Back to Photoprism

README

internal/ai/vision/ollama/README.md

latest14.7 KB
Original Source

PhotoPrism — Ollama Engine Integration

Last Updated: February 23, 2026

Overview

This package provides PhotoPrism’s native adapter for Ollama-compatible multimodal models. It lets Caption, Labels, and future Generate workflows call locally hosted models without changing worker logic, reusing the shared API client (internal/ai/vision/api_client.go) and result types (LabelResult, CaptionResult). Requests stay inside your infrastructure, rely on base64 thumbnails, and honor the same ACL, timeout, and logging hooks as the default TensorFlow engines. The adapter resolves ${OLLAMA_BASE_URL}/api/generate, trimming trailing slashes and defaulting to http://ollama:11434; set OLLAMA_BASE_URL=https://ollama.com to opt into cloud defaults.

Constraints

  • Engine defaults live in internal/ai/vision/ollama and are applied whenever a model sets Engine: ollama. Aliases map to ApiFormatOllama, scheme.Base64, and a default 720 px thumbnail. Cloud defaults are only selected when OLLAMA_BASE_URL equals https://ollama.com.
  • Responses may arrive as newline-delimited JSON chunks. decodeOllamaResponse keeps the most recent chunk, while the parser now supports both response and thinking fallbacks for captions and labels.
  • Structured JSON is optional for captions but enforced for labels when Format: json (default for label models targeting the Ollama engine).
  • The adapter never overwrites TensorFlow defaults. If an Ollama call fails, downstream code still has Nasnet, NSFW, and Face models available.
  • Workers assume a single-image payload per request. Run photoprism vision run to validate multi-image prompts before changing that invariant.

Goals

  • Let operators opt into local, private LLMs for captions and labels via vision.yml.
  • Provide safe defaults (prompts, schema, sampling) so most deployments only need to specify Name, Engine, and Service.Uri.
  • Surface reproducible logs, metrics, and CLI commands that make it easy to compare Ollama output against TensorFlow/OpenAI engines.

Non-Goals

  • Managing Ollama itself (model downloads, GPU scheduling, or authentication).

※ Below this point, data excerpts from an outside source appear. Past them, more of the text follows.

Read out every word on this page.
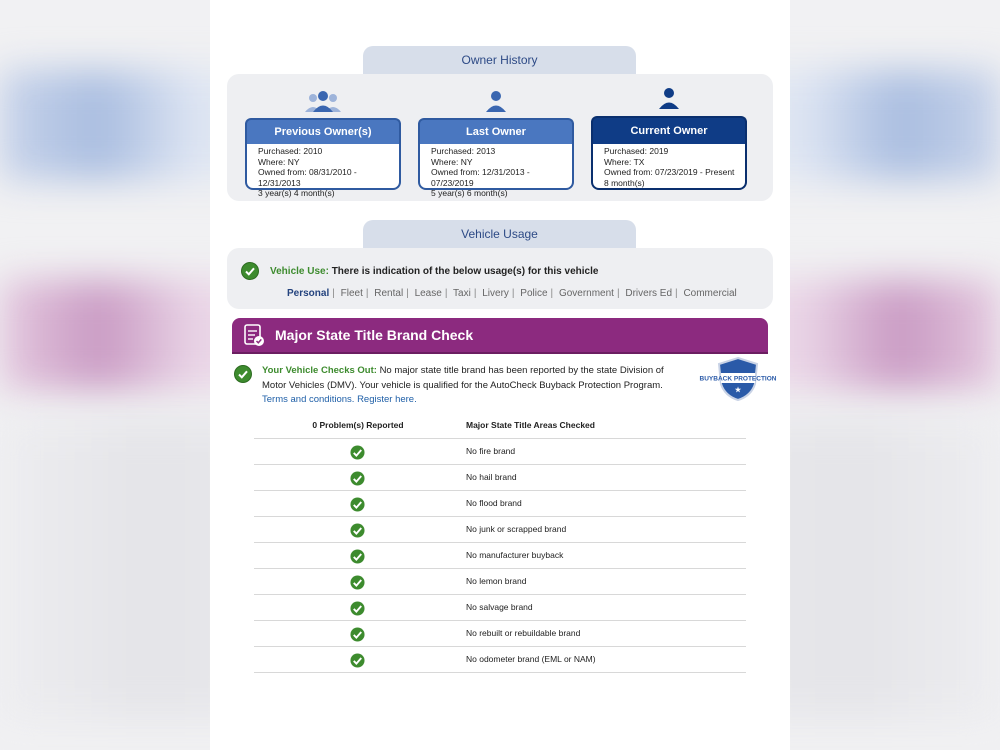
Owner History
Previous Owner(s)
Purchased: 2010
Where: NY
Owned from: 08/31/2010 - 12/31/2013
3 year(s) 4 month(s)
Last Owner
Purchased: 2013
Where: NY
Owned from: 12/31/2013 - 07/23/2019
5 year(s) 6 month(s)
Current Owner
Purchased: 2019
Where: TX
Owned from: 07/23/2019 - Present
8 month(s)
Vehicle Usage
Vehicle Use: There is indication of the below usage(s) for this vehicle
Personal | Fleet | Rental | Lease | Taxi | Livery | Police | Government | Drivers Ed | Commercial
Major State Title Brand Check
Your Vehicle Checks Out: No major state title brand has been reported by the state Division of Motor Vehicles (DMV). Your vehicle is qualified for the AutoCheck Buyback Protection Program. Terms and conditions. Register here.
BUYBACK PROTECTION
★
0 Problem(s) Reported	Major State Title Areas Checked
No fire brand
No hail brand
No flood brand
No junk or scrapped brand
No manufacturer buyback
No lemon brand
No salvage brand
No rebuilt or rebuildable brand
No odometer brand (EML or NAM)
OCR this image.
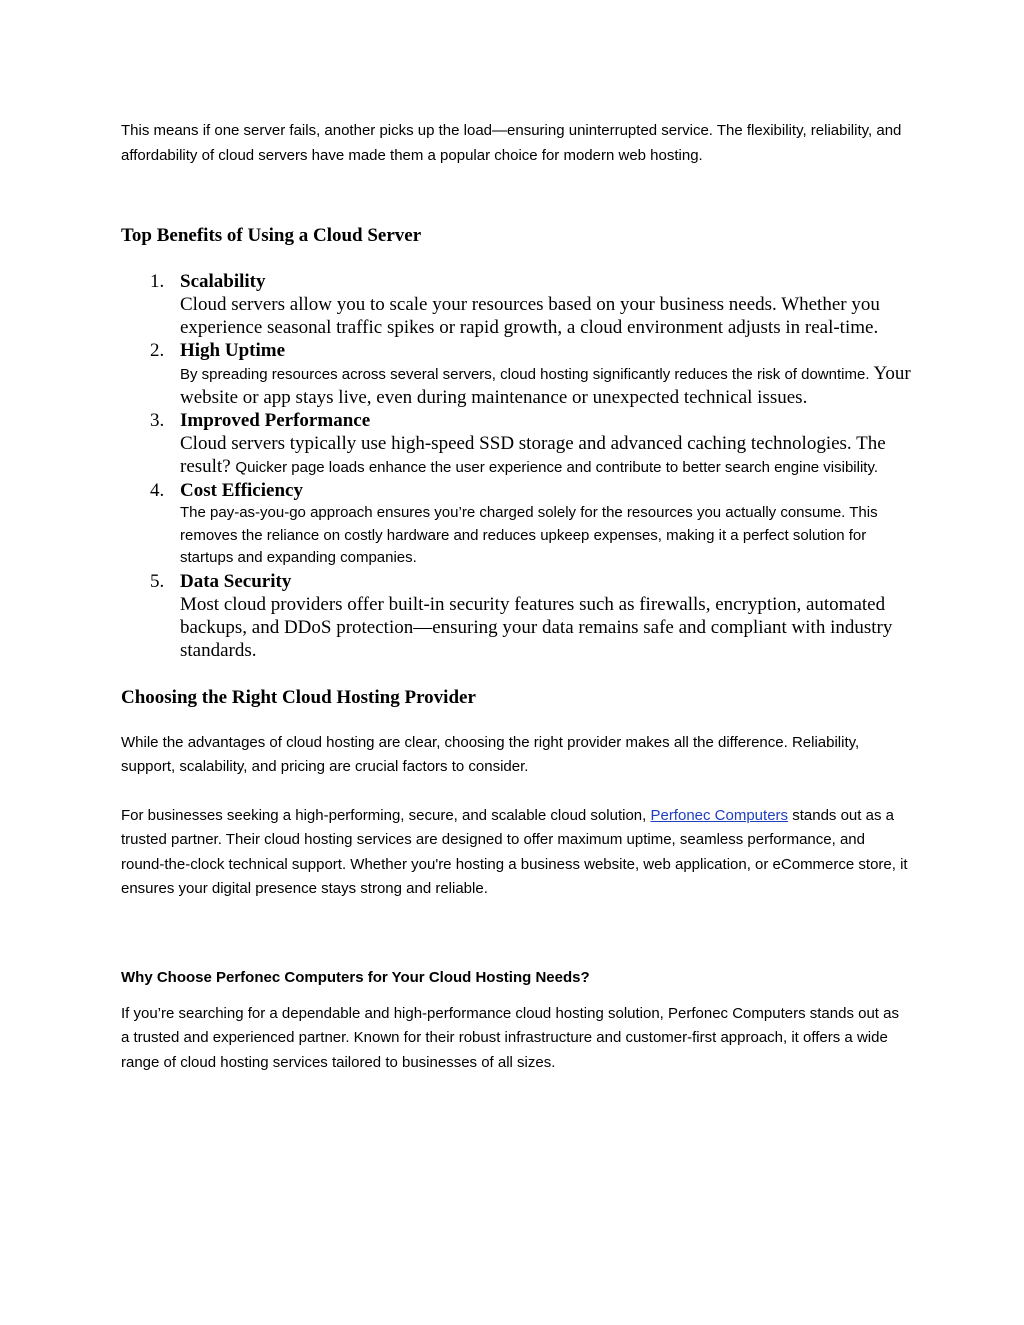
This means if one server fails, another picks up the load—ensuring uninterrupted service. The flexibility, reliability, and affordability of cloud servers have made them a popular choice for modern web hosting.

Top Benefits of Using a Cloud Server
1. Scalability
Cloud servers allow you to scale your resources based on your business needs. Whether you experience seasonal traffic spikes or rapid growth, a cloud environment adjusts in real-time.
2. High Uptime
By spreading resources across several servers, cloud hosting significantly reduces the risk of downtime. Your website or app stays live, even during maintenance or unexpected technical issues.
3. Improved Performance
Cloud servers typically use high-speed SSD storage and advanced caching technologies. The result? Quicker page loads enhance the user experience and contribute to better search engine visibility.
4. Cost Efficiency
The pay-as-you-go approach ensures you’re charged solely for the resources you actually consume. This removes the reliance on costly hardware and reduces upkeep expenses, making it a perfect solution for startups and expanding companies.
5. Data Security
Most cloud providers offer built-in security features such as firewalls, encryption, automated backups, and DDoS protection—ensuring your data remains safe and compliant with industry standards.
Choosing the Right Cloud Hosting Provider

While the advantages of cloud hosting are clear, choosing the right provider makes all the difference. Reliability, support, scalability, and pricing are crucial factors to consider.

For businesses seeking a high-performing, secure, and scalable cloud solution, Perfonec Computers stands out as a trusted partner. Their cloud hosting services are designed to offer maximum uptime, seamless performance, and round-the-clock technical support. Whether you're hosting a business website, web application, or eCommerce store, it ensures your digital presence stays strong and reliable.

Why Choose Perfonec Computers for Your Cloud Hosting Needs?

If you’re searching for a dependable and high-performance cloud hosting solution, Perfonec Computers stands out as a trusted and experienced partner. Known for their robust infrastructure and customer-first approach, it offers a wide range of cloud hosting services tailored to businesses of all sizes.
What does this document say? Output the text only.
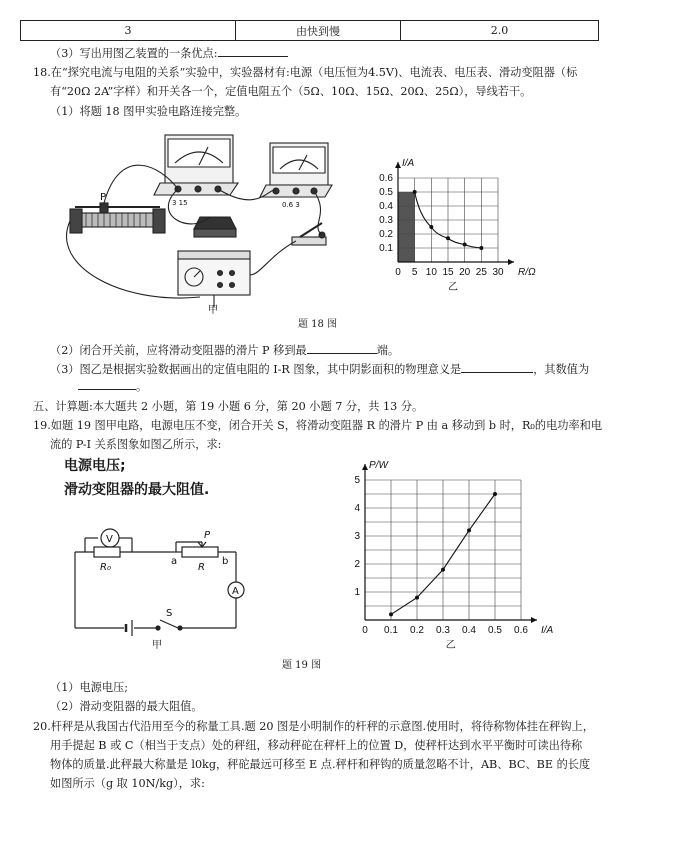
3	由快到慢	2.0
（3）写出用图乙装置的一条优点:
18.在“探究电流与电阻的关系”实验中，实验器材有:电源（电压恒为4.5V)、电流表、电压表、滑动变阻器（标
有“20Ω 2A”字样）和开关各一个，定值电阻五个（5Ω、10Ω、15Ω、20Ω、25Ω），导线若干。
（1）将题 18 图甲实验电路连接完整。
P	3 15	0.6 3
甲
0 5 10 15 20 25 30
0.1
0.2
0.3
0.4
0.5
0.6
R/Ω
I/A
乙
题 18 图
（2）闭合开关前，应将滑动变阻器的滑片 P 移到最	端。
（3）图乙是根据实验数据画出的定值电阻的 I-R 图象，其中阴影面积的物理意义是	，其数值为
。
五、计算题:本大题共 2 小题，第 19 小题 6 分，第 20 小题 7 分，共 13 分。
19.如题 19 图甲电路，电源电压不变，闭合开关 S，将滑动变阻器 R 的滑片 P 由 a 移动到 b 时，R₀的电功率和电
流的 P-I 关系图象如图乙所示，求:
电源电压;
滑动变阻器的最大阻值.
V
R₀
a
P
R
b
A
S
甲
0 0.1 0.2 0.3 0.4 0.5 0.6
1
2
3
4
5
I/A
P/W
乙
题 19 图
（1）电源电压;
（2）滑动变阻器的最大阻值。
20.杆秤是从我国古代沿用至今的称量工具.题 20 图是小明制作的杆秤的示意图.使用时，将待称物体挂在秤钩上，
用手提起 B 或 C（相当于支点）处的秤纽，移动秤砣在秤杆上的位置 D，使秤杆达到水平平衡时可读出待称
物体的质量.此秤最大称量是 l0kg，秤砣最远可移至 E 点.秤杆和秤钩的质量忽略不计，AB、BC、BE 的长度
如图所示（g 取 10N/kg），求:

Use the Compose profiles provided in the repository.
  • Adding new HTTP endpoints or bypassing the existing photoprism vision CLI.
  • Replacing TensorFlow workers—Ollama engines are additive and opt-in.

Architecture & Request Flow

  1. Model SelectionConfig.Model(ModelType) returns the top-most enabled entry. When Engine: ollama, ApplyEngineDefaults() fills in the request/response format, base64 file scheme, and a 720 px resolution unless overridden.
  2. Request BuildollamaBuilder.Build wraps thumbnails with NewApiRequestOllama, which encodes them as base64 strings. Model.GetModel() resolves the exact Ollama tag (gemma3:4b, qwen2.5vl:7b, etc.).
  3. TransportPerformApiRequest uses a single HTTP POST (default timeout 10 min). Authentication is optional; provide Service.Key if you proxy through an API gateway.
  4. ParsingollamaParser.Parse converts payloads into ApiResponse. It normalizes confidences (LabelConfidenceDefault = 0.5 when missing), copies NSFW scores, and canonicalizes label names via normalizeLabelResult.
  5. Persistenceentity.SrcOllama is stamped on labels/captions so UI badges and audits reflect the new source.

Prompt, Schema, & Options Guidance

  • System Prompts
    • Labels: LabelSystem enforces single-word nouns. Set System to override; assign LabelSystemSimple when you need descriptive phrases.
    • Captions: no system prompt by default; rely on user prompt or set one explicitly for stylistic needs.
  • User Prompts
    • Captions use CaptionPrompt, which requests one sentence in active voice.
    • Labels default to LabelPromptDefault; when DetectNSFWLabels is true, the adapter swaps in LabelPromptNSFW.
    • For stricter noun enforcement, set Prompt to LabelPromptStrict.
  • Schemas
    • Labels rely on schema.LabelsJson(nsfw) (simple JSON template). Setting Format: json auto-attaches a reminder (model.SchemaInstructions()).
    • Override via Schema (inline YAML) or SchemaFile. PHOTOPRISM_VISION_LABEL_SCHEMA_FILE always wins if present.
  • Options
    • Labels: default Temperature equals DefaultTemperature (0.1 unless configured), TopP=0.9, Stop=["\n\n"].
    • Captions: only Temperature is set; other parameters inherit global defaults.
    • Custom Options merge with engine defaults. Leave ForceJson=true for labels so PhotoPrism can reject malformed payloads early.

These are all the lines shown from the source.